J’ai différé jusqu’à présent de parler du père de M. Sainte-Beuve. Je vais le faire avec
plus d’étendue ici que ne me l’eût permis plus haut le cadre restreint d’une note. Charles-François de Sainte-Beuve (ce sont ses noms et prénoms que je copie
sur son extrait de naissance) était né, comme nous l’apprend son fils, au bourg de Moreuil
en Picardie (aujourd’hui département de la Somme, arrondissement de Montdidier), le 6
novembre 1752. Son père, Jean-François de Sainte-Beuve, y était
contrôleur des actes ; sa mère s’appelait Marie Donzelle. Il n’était pas l’aîné de ses
frères ou sœurs, et il en eut bien d’autres, en tout sept enfants. M. Sainte-Beuve nous a
souvent raconté dans quelles circonstances il avait fait connaissance de l’un de ses
oncles paternels : c’était la première personne qu’il avait vue en arrivant à Paris, en
1818. Cet oncle demeurait place Dauphiné ; il y occupait une maison à lui tout seul : il
était marchand de vin21. Mme Sainte-Beuve conduisit son fils chez son
beau-frère, qui était un brave homme, et la conversation roula sur le choix d’un
professeur qu’il fallait donner au jeune homme pour le perfectionner dans ses études, en
attendant le collège. L’oncle leur parla alors d’un savant qu’il connaissait dans le
quartier Saint-Jacques, un ancien prêtre qui s’était marié à la Révolution, et qui avait
siégé à la Convention II donnait aujourd’hui des leçons de latin et de grec (on était en
1818), et il élevait lui-même son fils, qui avait reçu de lui une très bonne éducation.

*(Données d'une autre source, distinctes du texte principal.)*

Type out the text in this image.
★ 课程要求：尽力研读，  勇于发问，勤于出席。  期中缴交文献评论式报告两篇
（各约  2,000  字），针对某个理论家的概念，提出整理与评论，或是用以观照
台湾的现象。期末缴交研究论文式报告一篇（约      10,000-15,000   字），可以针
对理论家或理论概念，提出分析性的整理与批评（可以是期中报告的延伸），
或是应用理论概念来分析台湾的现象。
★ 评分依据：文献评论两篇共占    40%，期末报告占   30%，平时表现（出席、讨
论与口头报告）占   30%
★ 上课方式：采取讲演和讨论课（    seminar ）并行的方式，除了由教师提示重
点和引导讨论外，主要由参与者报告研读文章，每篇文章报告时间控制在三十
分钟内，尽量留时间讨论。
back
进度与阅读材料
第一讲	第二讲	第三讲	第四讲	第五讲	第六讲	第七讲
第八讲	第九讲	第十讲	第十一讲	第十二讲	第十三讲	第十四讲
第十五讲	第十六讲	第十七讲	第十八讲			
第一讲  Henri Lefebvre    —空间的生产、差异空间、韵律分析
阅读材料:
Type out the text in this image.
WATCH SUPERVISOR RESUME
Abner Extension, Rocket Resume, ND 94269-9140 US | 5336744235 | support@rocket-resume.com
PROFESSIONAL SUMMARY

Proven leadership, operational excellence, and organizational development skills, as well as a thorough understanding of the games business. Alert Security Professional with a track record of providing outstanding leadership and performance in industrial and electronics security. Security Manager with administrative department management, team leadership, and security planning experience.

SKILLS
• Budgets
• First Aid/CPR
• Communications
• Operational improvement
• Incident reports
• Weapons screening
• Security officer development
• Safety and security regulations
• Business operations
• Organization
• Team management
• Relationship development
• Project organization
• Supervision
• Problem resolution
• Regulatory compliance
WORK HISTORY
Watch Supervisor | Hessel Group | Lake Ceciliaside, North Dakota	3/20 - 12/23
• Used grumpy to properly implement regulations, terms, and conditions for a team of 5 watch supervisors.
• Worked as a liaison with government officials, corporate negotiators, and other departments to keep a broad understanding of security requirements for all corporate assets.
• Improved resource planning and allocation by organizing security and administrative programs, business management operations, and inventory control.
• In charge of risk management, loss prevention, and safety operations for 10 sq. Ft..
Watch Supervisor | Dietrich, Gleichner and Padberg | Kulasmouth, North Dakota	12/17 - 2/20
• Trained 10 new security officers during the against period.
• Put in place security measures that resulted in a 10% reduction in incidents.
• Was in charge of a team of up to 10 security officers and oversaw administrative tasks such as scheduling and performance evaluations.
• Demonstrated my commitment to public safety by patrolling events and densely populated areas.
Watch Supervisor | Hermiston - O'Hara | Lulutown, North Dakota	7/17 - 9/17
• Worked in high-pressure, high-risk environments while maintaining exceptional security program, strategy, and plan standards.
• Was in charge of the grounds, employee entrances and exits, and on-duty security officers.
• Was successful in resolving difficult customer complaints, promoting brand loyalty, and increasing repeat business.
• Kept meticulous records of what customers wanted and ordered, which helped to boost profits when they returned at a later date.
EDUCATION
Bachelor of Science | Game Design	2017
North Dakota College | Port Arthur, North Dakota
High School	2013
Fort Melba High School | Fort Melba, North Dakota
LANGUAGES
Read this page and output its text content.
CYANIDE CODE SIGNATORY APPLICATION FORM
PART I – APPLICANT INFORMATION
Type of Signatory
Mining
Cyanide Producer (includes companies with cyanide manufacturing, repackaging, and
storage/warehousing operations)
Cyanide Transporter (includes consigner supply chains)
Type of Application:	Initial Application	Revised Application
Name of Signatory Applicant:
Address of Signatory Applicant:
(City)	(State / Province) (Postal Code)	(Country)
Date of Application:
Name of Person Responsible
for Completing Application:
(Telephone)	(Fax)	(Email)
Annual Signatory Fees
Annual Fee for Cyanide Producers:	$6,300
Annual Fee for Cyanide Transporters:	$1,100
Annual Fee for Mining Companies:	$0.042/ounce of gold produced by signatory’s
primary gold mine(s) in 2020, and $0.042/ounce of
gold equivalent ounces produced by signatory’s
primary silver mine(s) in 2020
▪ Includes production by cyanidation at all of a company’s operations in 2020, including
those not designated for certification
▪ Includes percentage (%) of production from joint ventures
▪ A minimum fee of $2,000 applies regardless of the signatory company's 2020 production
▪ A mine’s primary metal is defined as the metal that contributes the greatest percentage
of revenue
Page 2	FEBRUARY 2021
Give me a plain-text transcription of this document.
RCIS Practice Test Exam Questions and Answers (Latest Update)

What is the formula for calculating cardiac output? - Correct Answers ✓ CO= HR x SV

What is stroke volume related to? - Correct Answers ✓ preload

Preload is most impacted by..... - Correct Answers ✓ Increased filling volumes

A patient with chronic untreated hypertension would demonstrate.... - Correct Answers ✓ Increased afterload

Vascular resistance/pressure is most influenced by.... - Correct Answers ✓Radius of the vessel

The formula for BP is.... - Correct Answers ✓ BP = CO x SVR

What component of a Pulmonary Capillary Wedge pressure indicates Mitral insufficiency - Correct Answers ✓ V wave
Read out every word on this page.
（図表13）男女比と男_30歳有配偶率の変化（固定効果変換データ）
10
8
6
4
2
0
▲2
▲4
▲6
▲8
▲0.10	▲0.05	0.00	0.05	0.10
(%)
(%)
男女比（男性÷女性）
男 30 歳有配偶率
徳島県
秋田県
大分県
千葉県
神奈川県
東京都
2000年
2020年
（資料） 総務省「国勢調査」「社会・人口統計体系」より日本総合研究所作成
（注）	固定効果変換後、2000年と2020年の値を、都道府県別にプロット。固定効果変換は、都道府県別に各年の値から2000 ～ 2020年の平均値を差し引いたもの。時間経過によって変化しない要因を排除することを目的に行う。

Mais, par exemple, « il le mène à la baguette, il est
très-sévère »
, — c’était un avis amical donné par l’oncle à son neveu. — On
conduisit le jeune Sainte-Beuve chez ce professeur, qui avait en effet le ton rude et
autoritaire (comme on dirait aujourd’hui) des anciens jours. Son fils ne lui résistait
pas : c’était encore un enfant. Sur l’ordre de son père, il monta sur la table et déclama,
sans se tromper, tout un chant d’un poème antique latin ou grec (M. Sainte-Beuve désignait
même le chant du poème, que j’ai oublié), — et du reste le fils de l’ex-conventionnel
était capable des deux langues. Le père était émerveillé de son fils en l’écoutant, mais
il ne le montrait pas trop : ce jeune homme qui était déjà si instruit, et qui tremblait
devant son redoutable père, devait être un jour le spirituel écrivain et rédacteur du
Journal des Débats, M. Philarète Chasles. Il eut depuis bien d’autres
vicissitudes ; il fit un séjour forcé à Londres pour échapper à une accusation de complot
à Paris sous cette même Restauration, où, lui dit son père, « ton avenir, avec mon
nom, est désormais perdu en France. »
II apprit l’anglais (qu’il sait si bien)
en Angleterre, mais il n’a pas oublié non plus cette première rencontre de sa jeunesse
(presque de l’enfance) avec M. Sainte-Beuve, qui la lui rappelait naguère. Son père, homme
inflexible, avait de la tendresse pour l’oncle de M. Sainte-Beuve, et se montra
constamment d’une reconnaissance à toute épreuve (comme pouvait la ressentir un homme de
sa trempe) pour un service que lui avait rendu le marchand de vin de la place Dauphiné :
il l’avait gardé une fois quelque temps caché dans sa maison, je ne saurais dire
aujourd’hui à quelle époque ni à quelle occasion de terreur (qui n’était plus celle de
Robespierre) et où il y allait toujours, pour un conventionnel proscrit, de la tête.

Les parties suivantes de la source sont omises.